Immunising women against human papillomavirus (HPV) type 16 infection could substantially reduce the incidence of cervical cancer, researchers say.

Dr Laura Koutsky, University of Washington, Seattle, and colleagues explain that the primary reason to immunise against HPV-16 infection is to prevent cervical cancer. They say that cervical cancer would be difficult to study for ethical and scientific reasons but that persistent HPV-16 infection is a reasonable surrogate end point since approximately 50 per cent of cervical cancers are associated with HPV-16 infection.

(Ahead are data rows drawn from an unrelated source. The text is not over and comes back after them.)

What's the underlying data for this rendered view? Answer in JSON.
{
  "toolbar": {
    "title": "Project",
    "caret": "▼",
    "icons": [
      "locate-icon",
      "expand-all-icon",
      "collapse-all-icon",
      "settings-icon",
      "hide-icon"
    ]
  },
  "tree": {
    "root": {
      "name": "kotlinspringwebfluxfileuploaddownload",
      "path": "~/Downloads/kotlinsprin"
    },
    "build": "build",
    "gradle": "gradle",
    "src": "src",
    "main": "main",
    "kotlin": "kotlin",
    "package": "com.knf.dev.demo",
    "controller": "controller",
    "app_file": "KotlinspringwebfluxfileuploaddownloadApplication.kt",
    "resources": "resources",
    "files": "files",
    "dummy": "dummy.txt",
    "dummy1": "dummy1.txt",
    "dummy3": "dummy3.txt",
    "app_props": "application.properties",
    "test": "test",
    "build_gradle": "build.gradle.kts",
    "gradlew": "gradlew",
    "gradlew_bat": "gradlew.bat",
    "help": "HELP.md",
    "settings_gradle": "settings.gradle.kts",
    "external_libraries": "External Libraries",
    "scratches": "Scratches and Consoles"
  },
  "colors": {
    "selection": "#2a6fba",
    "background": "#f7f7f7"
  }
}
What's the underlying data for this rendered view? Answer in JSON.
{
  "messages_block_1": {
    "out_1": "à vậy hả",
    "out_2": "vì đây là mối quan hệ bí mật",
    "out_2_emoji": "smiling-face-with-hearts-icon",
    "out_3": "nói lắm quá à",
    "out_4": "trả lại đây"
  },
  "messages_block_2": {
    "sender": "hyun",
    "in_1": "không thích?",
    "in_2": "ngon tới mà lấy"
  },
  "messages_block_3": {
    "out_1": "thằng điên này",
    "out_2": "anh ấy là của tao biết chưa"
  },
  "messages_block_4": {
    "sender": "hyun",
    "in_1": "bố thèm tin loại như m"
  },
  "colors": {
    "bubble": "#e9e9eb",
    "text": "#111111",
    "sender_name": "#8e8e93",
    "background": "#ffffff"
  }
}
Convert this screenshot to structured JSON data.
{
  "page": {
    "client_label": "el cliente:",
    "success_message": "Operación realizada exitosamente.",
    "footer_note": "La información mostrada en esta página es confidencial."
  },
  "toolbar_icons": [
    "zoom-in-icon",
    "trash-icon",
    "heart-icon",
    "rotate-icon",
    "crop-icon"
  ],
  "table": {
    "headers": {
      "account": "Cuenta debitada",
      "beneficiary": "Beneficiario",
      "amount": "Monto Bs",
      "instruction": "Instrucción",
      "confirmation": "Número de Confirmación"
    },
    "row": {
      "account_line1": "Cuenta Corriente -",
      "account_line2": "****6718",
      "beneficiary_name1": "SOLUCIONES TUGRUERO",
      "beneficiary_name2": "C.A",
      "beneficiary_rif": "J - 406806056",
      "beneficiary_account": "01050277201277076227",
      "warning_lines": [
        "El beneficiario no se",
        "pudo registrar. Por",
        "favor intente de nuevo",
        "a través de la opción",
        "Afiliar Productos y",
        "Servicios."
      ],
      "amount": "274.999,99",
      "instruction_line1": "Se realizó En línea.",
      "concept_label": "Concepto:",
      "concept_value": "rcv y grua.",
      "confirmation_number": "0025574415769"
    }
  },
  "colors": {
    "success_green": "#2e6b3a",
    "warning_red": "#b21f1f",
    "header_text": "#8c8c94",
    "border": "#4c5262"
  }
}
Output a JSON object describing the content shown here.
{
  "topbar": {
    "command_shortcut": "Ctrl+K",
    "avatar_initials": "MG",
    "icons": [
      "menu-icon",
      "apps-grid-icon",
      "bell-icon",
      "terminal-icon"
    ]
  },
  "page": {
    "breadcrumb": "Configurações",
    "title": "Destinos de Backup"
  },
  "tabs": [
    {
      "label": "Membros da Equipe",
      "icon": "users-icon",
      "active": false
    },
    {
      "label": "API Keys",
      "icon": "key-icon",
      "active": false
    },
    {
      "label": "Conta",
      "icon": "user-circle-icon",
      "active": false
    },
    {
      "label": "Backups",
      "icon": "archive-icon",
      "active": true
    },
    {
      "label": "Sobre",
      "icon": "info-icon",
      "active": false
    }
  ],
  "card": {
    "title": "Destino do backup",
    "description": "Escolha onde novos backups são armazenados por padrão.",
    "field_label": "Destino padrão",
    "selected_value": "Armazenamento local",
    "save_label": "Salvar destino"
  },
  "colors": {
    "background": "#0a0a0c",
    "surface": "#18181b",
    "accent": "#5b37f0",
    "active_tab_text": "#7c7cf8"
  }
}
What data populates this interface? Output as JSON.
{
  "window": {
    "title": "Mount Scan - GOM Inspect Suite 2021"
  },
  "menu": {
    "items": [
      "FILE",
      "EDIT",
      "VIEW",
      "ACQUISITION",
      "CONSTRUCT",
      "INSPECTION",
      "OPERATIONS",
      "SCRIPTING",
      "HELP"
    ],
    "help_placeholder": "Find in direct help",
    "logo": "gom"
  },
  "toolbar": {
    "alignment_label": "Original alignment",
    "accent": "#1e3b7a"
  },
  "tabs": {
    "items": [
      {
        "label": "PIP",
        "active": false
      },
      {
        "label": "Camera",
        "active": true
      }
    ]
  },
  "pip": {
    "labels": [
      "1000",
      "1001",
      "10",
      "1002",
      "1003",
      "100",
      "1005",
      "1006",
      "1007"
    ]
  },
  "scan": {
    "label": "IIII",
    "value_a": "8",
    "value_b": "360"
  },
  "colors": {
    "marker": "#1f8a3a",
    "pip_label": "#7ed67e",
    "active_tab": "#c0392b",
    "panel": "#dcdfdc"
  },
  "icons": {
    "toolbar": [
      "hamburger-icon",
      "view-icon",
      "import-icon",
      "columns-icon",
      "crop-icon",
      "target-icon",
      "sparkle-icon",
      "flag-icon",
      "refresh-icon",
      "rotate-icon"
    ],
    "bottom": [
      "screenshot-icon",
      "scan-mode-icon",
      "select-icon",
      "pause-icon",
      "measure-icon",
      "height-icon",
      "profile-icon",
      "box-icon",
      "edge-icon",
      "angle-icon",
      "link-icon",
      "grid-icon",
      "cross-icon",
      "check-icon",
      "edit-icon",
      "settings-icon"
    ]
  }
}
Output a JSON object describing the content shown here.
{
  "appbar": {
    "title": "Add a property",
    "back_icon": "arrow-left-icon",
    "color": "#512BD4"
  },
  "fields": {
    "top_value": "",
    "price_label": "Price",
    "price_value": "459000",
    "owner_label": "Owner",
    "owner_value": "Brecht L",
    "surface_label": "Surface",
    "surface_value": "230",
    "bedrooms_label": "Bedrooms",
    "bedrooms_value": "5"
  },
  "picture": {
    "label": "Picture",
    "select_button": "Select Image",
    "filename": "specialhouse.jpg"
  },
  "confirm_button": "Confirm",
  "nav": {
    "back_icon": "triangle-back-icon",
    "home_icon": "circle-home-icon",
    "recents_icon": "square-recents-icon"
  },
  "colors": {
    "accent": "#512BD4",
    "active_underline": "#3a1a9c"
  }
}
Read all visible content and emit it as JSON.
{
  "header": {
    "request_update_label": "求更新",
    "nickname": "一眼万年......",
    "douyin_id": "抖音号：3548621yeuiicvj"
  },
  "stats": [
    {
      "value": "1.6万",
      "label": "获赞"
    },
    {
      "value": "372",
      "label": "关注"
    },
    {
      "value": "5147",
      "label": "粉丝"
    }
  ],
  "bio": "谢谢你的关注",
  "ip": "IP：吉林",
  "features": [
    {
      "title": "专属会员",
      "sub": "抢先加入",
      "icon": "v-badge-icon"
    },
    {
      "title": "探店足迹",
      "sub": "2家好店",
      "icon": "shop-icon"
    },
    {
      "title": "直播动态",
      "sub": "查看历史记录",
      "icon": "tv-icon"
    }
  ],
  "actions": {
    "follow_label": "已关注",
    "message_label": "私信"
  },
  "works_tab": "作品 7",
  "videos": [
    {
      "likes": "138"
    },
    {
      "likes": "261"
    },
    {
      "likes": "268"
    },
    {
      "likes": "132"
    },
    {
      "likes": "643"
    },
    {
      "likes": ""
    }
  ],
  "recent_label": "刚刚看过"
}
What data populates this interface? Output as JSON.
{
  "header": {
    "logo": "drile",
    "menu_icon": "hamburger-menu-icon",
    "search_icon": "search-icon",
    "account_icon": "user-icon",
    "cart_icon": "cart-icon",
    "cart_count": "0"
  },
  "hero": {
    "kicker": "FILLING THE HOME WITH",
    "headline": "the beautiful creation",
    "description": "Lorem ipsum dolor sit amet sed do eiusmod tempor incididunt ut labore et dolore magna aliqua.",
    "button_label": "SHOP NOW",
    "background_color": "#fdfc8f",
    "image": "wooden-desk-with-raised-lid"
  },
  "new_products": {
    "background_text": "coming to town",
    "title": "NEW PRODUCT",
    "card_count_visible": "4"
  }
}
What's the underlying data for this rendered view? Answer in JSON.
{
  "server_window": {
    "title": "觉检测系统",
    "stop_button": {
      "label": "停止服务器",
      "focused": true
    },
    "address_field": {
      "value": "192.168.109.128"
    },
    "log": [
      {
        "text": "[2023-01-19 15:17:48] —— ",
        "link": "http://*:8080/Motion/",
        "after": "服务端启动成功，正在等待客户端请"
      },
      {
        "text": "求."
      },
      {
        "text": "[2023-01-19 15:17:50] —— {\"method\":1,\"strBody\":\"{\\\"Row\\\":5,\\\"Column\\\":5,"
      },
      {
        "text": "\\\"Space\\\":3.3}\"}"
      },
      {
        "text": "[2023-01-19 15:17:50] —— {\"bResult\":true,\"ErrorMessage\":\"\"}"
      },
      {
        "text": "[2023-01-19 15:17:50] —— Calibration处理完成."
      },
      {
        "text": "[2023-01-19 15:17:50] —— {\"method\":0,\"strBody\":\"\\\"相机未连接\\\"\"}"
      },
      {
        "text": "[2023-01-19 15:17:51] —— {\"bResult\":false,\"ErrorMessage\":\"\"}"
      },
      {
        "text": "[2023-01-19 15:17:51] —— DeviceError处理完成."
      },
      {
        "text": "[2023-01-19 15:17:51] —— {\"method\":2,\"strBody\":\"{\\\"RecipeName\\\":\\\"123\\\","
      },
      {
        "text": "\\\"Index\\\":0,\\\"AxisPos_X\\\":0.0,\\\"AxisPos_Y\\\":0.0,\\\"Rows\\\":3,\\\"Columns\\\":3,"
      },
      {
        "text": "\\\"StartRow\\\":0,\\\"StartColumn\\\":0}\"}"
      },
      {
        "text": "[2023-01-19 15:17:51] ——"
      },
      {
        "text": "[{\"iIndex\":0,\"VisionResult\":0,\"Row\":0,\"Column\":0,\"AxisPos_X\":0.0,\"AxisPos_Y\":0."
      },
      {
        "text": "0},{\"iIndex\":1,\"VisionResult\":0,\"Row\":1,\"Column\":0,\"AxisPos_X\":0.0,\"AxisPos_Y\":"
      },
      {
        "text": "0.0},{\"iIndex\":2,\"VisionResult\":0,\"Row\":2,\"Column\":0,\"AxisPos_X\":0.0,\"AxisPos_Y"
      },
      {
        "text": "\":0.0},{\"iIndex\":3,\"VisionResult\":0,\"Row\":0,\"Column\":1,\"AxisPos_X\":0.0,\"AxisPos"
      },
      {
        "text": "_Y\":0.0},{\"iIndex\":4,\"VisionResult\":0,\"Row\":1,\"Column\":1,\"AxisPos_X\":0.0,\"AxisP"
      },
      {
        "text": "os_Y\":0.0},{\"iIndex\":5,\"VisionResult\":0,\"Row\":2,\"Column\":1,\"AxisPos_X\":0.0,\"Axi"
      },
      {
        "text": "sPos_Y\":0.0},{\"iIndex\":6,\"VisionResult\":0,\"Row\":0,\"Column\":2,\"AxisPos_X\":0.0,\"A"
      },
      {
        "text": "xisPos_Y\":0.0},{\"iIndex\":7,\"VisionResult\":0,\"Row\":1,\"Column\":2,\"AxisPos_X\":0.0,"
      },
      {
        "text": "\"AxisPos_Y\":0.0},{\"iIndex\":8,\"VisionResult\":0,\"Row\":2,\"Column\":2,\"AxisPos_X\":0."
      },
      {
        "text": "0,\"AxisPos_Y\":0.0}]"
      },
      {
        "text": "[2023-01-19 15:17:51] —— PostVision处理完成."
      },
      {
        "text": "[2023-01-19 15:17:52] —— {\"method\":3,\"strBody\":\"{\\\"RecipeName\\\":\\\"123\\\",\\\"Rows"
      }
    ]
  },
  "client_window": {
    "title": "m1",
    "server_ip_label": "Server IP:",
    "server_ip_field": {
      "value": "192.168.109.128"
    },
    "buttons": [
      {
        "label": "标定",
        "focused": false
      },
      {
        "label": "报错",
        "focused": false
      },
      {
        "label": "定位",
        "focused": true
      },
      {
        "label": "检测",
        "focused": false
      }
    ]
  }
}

The researchers randomly assigned 2,392 women aged 16 to 23 years to receive three doses of either an HPV-16 virus-like particle vaccine or placebo at day zero, two months and six months. They found that the incidence of persistent HPV-16 infection, at a median of 17.4 months after completion of the vaccination regimen, was 0 per 100 woman-years at risk in the vaccine group and 3.8 per 100 woman-years at risk in the placebo group (95 per cent confidence interval, P<0.001). All of the 41 cases of HPV-16 infection occurred in the placebo group, nine of which were related to cervical intraepithelial neoplasm.

Although the vaccine was generally well tolerated, a slightly higher percentage of women in the vaccine group did not complete the vaccination regimen compared with the placebo group, the researchers say (New England Journal of Medicine 2002;347:1645).

The vaccine is being developed by Merck Sharp & Dohme and is currently being investigated in phase III trials for the prevention of four types of HPV infection.